Step 6: Hemming the Skirt

Sew along the pins you placed at the circumference of each skirt. Then fold it over once more and sew it again. This will allow for a clean finish. At the opening of the skirt run a gathering stitch around each skirt and tie it off at your waist circumference leaving a gap to add a closure. Cut a slit where that gap is and hem the sides. Add a button to one side and a ribbon loop to the other. Lastly, hem both skirts together at the waste line to make one skirt (since this will be covered by the bodice you do not need to hem it twice unless you want to).

Step 7: Finishing Touches (Bodice)

On the corset sew equal amounts of the ribbon loops on either side of the openings each one 1in apart. you can mark this with chalk. I ended up with 7 on each side. Then take an extra long ribbon and thread the loops like shoe laces. For the sleeves thread a ribbon through the small sleeve at the top. Later stitch them to the corset so the ribbon is at the top of your shoulder. I suggest putting the corset on and pinning the sleeves to it from there so you have the most accurate stitching job. The bodice is finished, YAY!

Step 8: Finishing Touches (skirt)

Put the skirt on to see where it sits on you if it is too big put a fold into the waistline and pin it. Then take it back to the sewing machine and sew it down. After it fits you well put the skirt back on and pin your appliques to where you want them. My friend and I wanted them to look more like vines and patches so the biggest appliques come out of the waistline. If you want more of a look where the flowers are growing up the dress pin them at the bottom. it is also okay to cut your appliques to make them look nicer, but be sure that you do not cut the main piece of the applique because it could unravel.

Whip stitch around the tops of your appliques if you have them coming from the top.
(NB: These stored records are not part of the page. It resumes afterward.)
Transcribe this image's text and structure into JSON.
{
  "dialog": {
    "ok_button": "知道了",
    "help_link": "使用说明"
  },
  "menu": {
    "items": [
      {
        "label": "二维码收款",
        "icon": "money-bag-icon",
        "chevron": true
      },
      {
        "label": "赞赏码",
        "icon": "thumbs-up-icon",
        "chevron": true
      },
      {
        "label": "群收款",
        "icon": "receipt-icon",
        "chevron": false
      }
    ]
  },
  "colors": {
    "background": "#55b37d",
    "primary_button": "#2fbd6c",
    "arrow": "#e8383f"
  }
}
If you have them coming from the bottom whip stitch around the entire applique. The skirt is complete!

Step 9: Optional Last Step

If you would like you can attach the bodice to the skirt by marking with chalk/pastel where things will line up then sewing the pretty side of the waistband to the pretty side of the bodice. Another option is leaving them separate which is what we chose to do because then the top can be worn separately with something else. Both are equally as awesome though.

Step 10: Styling

This is mostly for the sleeves. You can wear them off the shoulder and gather them with a ribbon around the wrist, or you can to the ribbons behind your neck so the sleeves are on the shoulder. Lastly, you can just let them hang without any ties. There are so many ways you can do this! it's all up to personal preference. Enjoy!